The conflict of egos experienced between Gustaf and his colleagues was not an isolated incident at the Disney Studio. Stories of controversy between other artists exist as well. It was a time of tremendous advancement in the world of animation. It was also the Great Depression. The stress of keeping the studio financially afloat was a real concern. The pressure to produce was intense. Yet through it all, illustrious artwork was the result. No matter how the other animators--even the staunchest of adversaries--may have felt about him personally, they couldn't deny their admiration for Gustaf Tenggren's artistic contributions to the Golden Age.


  1. Fantastic post! Informative and enjoyable, I appreciate the effort it took to write such a knowledgeable blog article. And thanks for the suggested reading links. ;-)

  2. My brother and I had that "Poky Little Puppy" Golden Book (actually I still have it...somewhere).

    I LOVE the artwork on that Saturday Evening Post!

  3. Wow! I did not know that Tenggren illustrated Golden Books---and a really popular one at that.

    I love the Post illustration, too! It is very interesting to see his later drawings of the Snow White and Pinocchio characters here, considering his involvement in their development.

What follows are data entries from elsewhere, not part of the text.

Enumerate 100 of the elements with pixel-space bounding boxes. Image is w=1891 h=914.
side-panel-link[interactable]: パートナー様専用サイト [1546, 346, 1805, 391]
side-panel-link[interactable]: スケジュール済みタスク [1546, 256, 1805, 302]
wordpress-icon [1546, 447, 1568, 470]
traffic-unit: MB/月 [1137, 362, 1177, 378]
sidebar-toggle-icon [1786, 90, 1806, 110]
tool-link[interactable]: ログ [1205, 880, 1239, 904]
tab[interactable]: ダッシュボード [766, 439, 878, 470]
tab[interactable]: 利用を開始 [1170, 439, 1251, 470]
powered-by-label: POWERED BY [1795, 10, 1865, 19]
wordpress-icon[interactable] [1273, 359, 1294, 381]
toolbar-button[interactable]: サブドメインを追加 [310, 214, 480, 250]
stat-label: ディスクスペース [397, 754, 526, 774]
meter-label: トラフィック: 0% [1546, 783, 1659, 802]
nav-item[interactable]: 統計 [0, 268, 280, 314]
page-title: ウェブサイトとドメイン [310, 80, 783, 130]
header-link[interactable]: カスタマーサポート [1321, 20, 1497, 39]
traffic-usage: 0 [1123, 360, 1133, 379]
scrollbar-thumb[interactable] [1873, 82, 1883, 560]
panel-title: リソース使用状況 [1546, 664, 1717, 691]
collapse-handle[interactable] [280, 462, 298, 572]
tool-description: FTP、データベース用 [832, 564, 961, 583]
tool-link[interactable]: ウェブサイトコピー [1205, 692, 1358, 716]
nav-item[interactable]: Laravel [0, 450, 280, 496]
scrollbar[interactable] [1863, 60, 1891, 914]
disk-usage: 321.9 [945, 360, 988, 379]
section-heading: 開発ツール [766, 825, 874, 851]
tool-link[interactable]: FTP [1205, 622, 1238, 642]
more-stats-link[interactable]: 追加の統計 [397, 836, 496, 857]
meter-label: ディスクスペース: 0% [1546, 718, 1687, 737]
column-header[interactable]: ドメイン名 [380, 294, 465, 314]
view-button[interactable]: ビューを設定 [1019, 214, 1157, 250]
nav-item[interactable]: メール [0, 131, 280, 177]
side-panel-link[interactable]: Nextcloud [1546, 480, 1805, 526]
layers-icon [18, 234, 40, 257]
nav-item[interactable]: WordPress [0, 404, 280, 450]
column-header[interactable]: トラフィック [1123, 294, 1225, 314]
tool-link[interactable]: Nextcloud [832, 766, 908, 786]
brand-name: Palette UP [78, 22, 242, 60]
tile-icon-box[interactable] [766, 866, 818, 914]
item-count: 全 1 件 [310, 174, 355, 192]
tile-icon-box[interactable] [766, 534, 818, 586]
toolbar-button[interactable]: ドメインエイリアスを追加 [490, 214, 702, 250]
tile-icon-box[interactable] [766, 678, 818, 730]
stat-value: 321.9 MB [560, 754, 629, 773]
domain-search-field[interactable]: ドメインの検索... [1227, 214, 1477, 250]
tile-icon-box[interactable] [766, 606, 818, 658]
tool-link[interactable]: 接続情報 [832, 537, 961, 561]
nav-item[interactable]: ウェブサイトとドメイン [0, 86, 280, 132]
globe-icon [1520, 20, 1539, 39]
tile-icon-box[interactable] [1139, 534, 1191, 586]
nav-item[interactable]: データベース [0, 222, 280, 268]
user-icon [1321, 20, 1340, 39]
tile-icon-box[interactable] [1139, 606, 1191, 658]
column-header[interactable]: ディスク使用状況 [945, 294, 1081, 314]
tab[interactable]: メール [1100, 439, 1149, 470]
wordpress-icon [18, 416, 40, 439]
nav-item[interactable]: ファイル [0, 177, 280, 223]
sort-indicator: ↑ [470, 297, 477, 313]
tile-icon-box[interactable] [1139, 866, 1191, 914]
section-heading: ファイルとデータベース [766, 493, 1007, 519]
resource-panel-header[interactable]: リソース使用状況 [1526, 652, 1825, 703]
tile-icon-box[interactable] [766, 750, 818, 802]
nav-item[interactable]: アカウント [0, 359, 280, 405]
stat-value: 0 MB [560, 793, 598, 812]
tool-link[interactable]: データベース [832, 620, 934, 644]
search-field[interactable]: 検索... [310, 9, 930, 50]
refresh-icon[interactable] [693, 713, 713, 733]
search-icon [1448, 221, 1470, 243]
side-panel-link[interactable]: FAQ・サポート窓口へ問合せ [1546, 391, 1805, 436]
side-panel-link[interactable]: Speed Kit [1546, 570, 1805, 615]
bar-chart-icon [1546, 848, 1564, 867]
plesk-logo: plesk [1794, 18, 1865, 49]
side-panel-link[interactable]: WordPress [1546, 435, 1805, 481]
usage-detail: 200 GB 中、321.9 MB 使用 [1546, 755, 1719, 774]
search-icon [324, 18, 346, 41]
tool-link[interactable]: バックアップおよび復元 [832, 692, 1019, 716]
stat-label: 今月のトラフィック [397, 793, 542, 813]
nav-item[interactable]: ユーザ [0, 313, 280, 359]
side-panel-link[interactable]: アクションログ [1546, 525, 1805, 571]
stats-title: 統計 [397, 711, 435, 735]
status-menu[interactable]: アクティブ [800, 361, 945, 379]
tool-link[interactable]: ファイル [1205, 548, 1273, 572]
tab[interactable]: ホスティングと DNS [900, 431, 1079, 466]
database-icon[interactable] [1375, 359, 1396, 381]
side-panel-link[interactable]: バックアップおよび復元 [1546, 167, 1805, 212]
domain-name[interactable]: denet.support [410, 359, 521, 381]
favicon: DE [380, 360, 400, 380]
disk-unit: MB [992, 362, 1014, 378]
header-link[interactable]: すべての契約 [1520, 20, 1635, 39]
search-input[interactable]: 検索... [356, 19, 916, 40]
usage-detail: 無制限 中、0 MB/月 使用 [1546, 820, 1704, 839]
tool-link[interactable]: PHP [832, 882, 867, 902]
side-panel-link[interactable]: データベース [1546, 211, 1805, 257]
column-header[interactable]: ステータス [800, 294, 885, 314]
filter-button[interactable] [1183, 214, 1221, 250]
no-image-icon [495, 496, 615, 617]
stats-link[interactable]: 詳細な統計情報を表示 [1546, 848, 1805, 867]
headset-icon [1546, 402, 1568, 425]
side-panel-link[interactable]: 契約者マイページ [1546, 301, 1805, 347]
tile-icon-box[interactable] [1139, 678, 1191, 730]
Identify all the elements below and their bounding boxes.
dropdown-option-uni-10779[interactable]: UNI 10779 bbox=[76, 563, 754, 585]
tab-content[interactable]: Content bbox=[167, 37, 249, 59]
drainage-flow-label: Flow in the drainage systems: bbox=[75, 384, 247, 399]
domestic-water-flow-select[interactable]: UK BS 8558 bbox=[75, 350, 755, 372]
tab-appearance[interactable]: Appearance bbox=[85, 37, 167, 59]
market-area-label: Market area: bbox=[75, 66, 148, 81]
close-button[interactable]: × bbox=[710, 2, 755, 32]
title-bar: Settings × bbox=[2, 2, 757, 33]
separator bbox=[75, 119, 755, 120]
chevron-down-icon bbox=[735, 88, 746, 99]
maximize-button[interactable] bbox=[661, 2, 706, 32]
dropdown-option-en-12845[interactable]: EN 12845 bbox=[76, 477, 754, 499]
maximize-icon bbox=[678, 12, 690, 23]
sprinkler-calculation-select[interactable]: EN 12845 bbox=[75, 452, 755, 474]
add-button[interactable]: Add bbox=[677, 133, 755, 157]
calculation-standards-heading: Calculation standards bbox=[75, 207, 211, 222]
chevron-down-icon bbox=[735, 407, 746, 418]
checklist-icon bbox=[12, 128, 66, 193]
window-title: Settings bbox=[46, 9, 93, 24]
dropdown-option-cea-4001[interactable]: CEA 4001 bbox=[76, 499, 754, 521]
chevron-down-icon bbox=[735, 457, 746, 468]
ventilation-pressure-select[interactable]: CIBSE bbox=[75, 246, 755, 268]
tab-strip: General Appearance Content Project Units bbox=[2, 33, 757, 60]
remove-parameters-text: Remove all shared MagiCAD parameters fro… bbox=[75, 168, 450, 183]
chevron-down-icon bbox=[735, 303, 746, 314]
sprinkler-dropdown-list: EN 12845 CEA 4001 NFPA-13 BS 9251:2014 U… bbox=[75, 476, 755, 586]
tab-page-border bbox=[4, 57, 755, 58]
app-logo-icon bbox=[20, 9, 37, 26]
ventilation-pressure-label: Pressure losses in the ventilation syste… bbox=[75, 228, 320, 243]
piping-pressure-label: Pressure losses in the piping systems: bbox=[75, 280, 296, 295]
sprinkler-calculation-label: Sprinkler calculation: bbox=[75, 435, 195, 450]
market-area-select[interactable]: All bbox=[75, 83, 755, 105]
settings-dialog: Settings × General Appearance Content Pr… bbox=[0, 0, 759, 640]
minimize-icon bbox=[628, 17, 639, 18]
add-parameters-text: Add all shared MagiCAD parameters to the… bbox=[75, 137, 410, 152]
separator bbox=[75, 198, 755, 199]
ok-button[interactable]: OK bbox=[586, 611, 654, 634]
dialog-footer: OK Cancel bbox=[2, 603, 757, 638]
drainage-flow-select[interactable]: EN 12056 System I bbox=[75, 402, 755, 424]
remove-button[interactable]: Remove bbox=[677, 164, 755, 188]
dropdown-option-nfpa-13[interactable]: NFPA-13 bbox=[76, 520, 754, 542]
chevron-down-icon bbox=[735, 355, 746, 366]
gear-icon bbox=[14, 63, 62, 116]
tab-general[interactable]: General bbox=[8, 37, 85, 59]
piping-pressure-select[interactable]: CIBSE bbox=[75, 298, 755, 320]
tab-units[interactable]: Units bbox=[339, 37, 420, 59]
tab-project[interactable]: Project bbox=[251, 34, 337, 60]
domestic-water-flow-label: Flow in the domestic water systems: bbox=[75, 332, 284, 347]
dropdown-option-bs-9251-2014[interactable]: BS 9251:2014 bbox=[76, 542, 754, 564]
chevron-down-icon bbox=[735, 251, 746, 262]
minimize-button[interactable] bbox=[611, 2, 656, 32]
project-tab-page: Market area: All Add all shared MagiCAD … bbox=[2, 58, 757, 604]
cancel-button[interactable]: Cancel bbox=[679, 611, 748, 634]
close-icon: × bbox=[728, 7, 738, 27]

  4. Tokyo and Dan-- Now I want to go out and find some of these Tenggren Golden Books myself. And yes, that Sat Eve Post illustration is definitely cool. It's very interesting to see how his Snow and Pinocchio looked nearly 20 years after he first drew them.

  5. Cool post!
    I love Tenggren style so much!
    I'm particulary attracted by the one you call "Happy Ending" because, as I told you before, I have this one and it is too a decorative element of one of the room at the restaurant Walt's at Disneyland Paris.

  6. That's right DSK! I will definitely include that photo in a future post featuring SW decorative elements around Disneyland Paris. Thanks for reminding me.

  7. Didn't realize it was Tenggren who illustrated Sat Eve Post cover. He was so great at so many different styles!

  8. Tony-- I'd seen the Sat Eve Post cover many times before, but I too didn't know it was Tenggren's until I started doing research for this post. There's always something new to discover. :)

  9. Great blog! Love it. Lots of art I haven't seen before so very exciting. I am a huge Tenggren fan too - love his work.

  10. I'm a great lover of Tenggren's work I think it has similarities with the work of Arthur Rackham who according to one book I read was invited to work on Snow White and the Seven Dwarfs!

    1. I think you're right Wobble, although I think Rackham might have been getting up in years then.